General Topology

Syllabus 2021 and Class board – any public or private questions are welcome.

Contents

Brief Introduction

Geometry and Topology provide distinct perspectives of the same thing. On the one hand, Geometry provides a quantitative perspective on spaces, i.e., we measure lengths, areas, volumes, or curvatures, etc. to study spaces. On the other hand, Topology provides a qualitative perspective on spaces, i.e., we study the properties of spaces that are invariant under continuous deformation such as connectivity, continuity, etc.

In the field of Topology, there are subfields such as general topology, differential topology, algebraic topology. General topology is the most fundamental, which we cover in this course. Differential topology and algebraic topology use differential and algebraic structures in the study of spaces as the names indicate. There is also surface topology that characterizes all 2 dimensional (orientable or non-orientable) manifolds.

Interestingly, Topology turns out to play a crucial role in data analysis. For example, when we collect data points in a high dimensional space, we would like to determine the connectivity among the points, which is a typical question related to Topology. Indeed, there are quite a few works on the link between topology and data analysis. To name a few, we have the following references:

  • G. Carlsson, Topology and data, Bull. AMS, Vol. 46, No. 2, pp.255–308, 2009
  • H. Edelsbrunner and J. Harer, Persistent homology: A survey, Surveys on Discrete and Computational Geometry. Twenty Years Later, Contemporary Mathematics, Vol 453, AMS, 2008
  • F. Chazal and B. Michel, An introduction to Topological Data Analysis: fundamental and practical aspects for data scientists, arXiv:1710.04019v2, 2021

In this course, we begin discussing the basics of Topology. It is always good to have concrete examples for better understanding of abstract notions, for which students need to work out problems. Towards the end of the semester, I will try to present briefly how topology applies to data science through examples.


Basic Concepts

Definition 1) A topology on a set X is a collection \mathcal{J} of subsets of X having the following properties:

  • \emptyset and X are in \mathcal{J}.
  • The union of the elements of any subcollection of \mathcal{J} is in \mathcal{J}.
  • The intersection of the elements of any finite subcollection of \mathcal{J} is in \mathcal{J}.

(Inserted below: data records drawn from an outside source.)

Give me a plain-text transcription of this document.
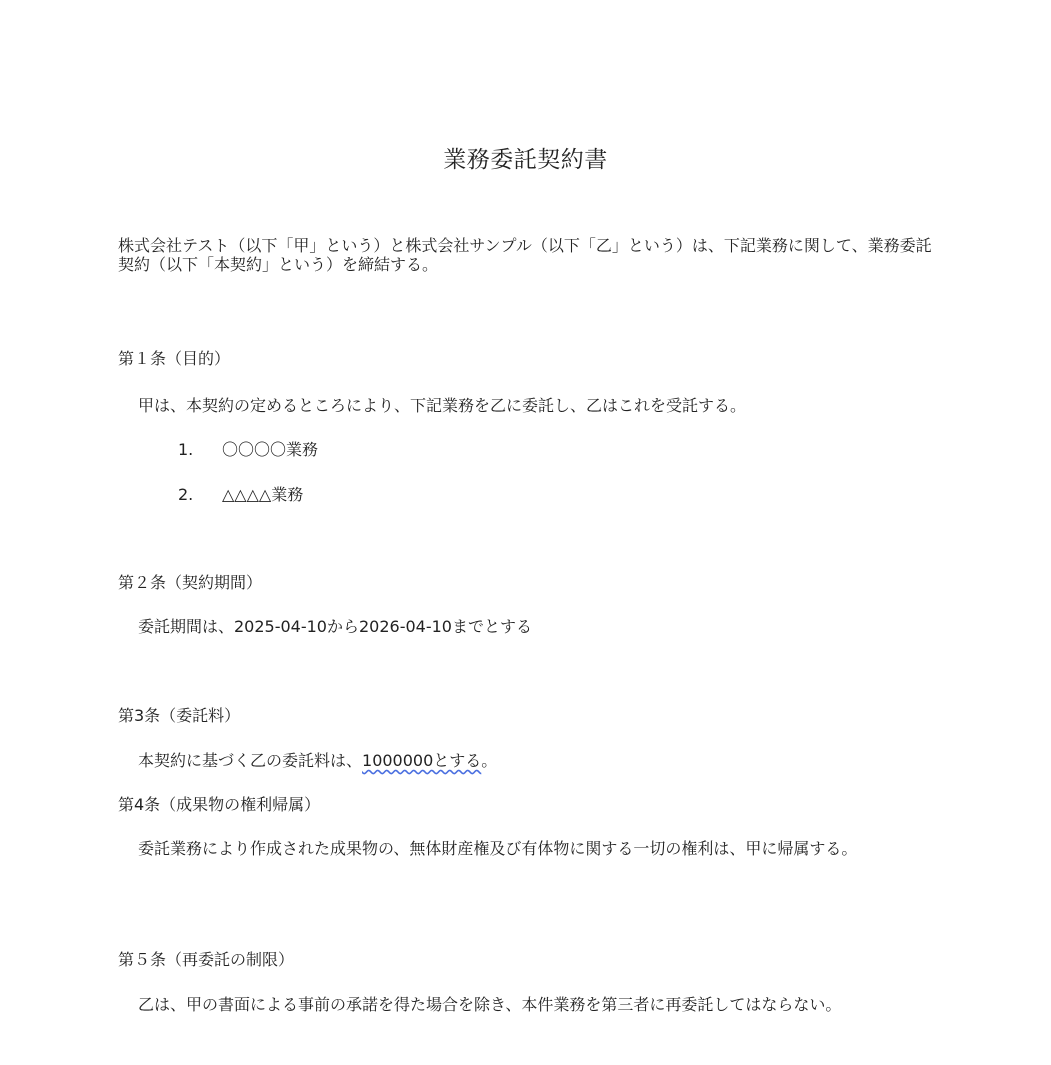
業務委託契約書
株式会社テスト（以下「甲」という）と株式会社サンプル（以下「乙」という）は、下記業務に関して、業務委託契約（以下「本契約」という）を締結する。
第１条（目的）
甲は、本契約の定めるところにより、下記業務を乙に委託し、乙はこれを受託する。
1. 〇〇〇〇業務
2. △△△△業務
第２条（契約期間）
委託期間は、2025-04-10から2026-04-10までとする
第3条（委託料）
本契約に基づく乙の委託料は、1000000とする。
第4条（成果物の権利帰属）
委託業務により作成された成果物の、無体財産権及び有体物に関する一切の権利は、甲に帰属する。
第５条（再委託の制限）
乙は、甲の書面による事前の承諾を得た場合を除き、本件業務を第三者に再委託してはならない。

A set X for which a topology \mathcal{J} has been specified is called a topological space.

Below is an example of a topology: the collection of all open subsets of  \mathbb{R} is a topology  on \mathbb{R} according to Definition 1) above.


Example BC1) Knowing that \mathbb{R} is a metric space with the standard metric d(a,b) = |a-b|, we say that a subset U\subset \mathbb{R} is open if  \forall x\in U, there exists r>0 such that (x-r,x+r)\subset U.

Let \mathcal{J} be the collection of all open subsets of \mathbb{R}. We can see that \mathcal{J} is a topology on \mathbb{R} as follows.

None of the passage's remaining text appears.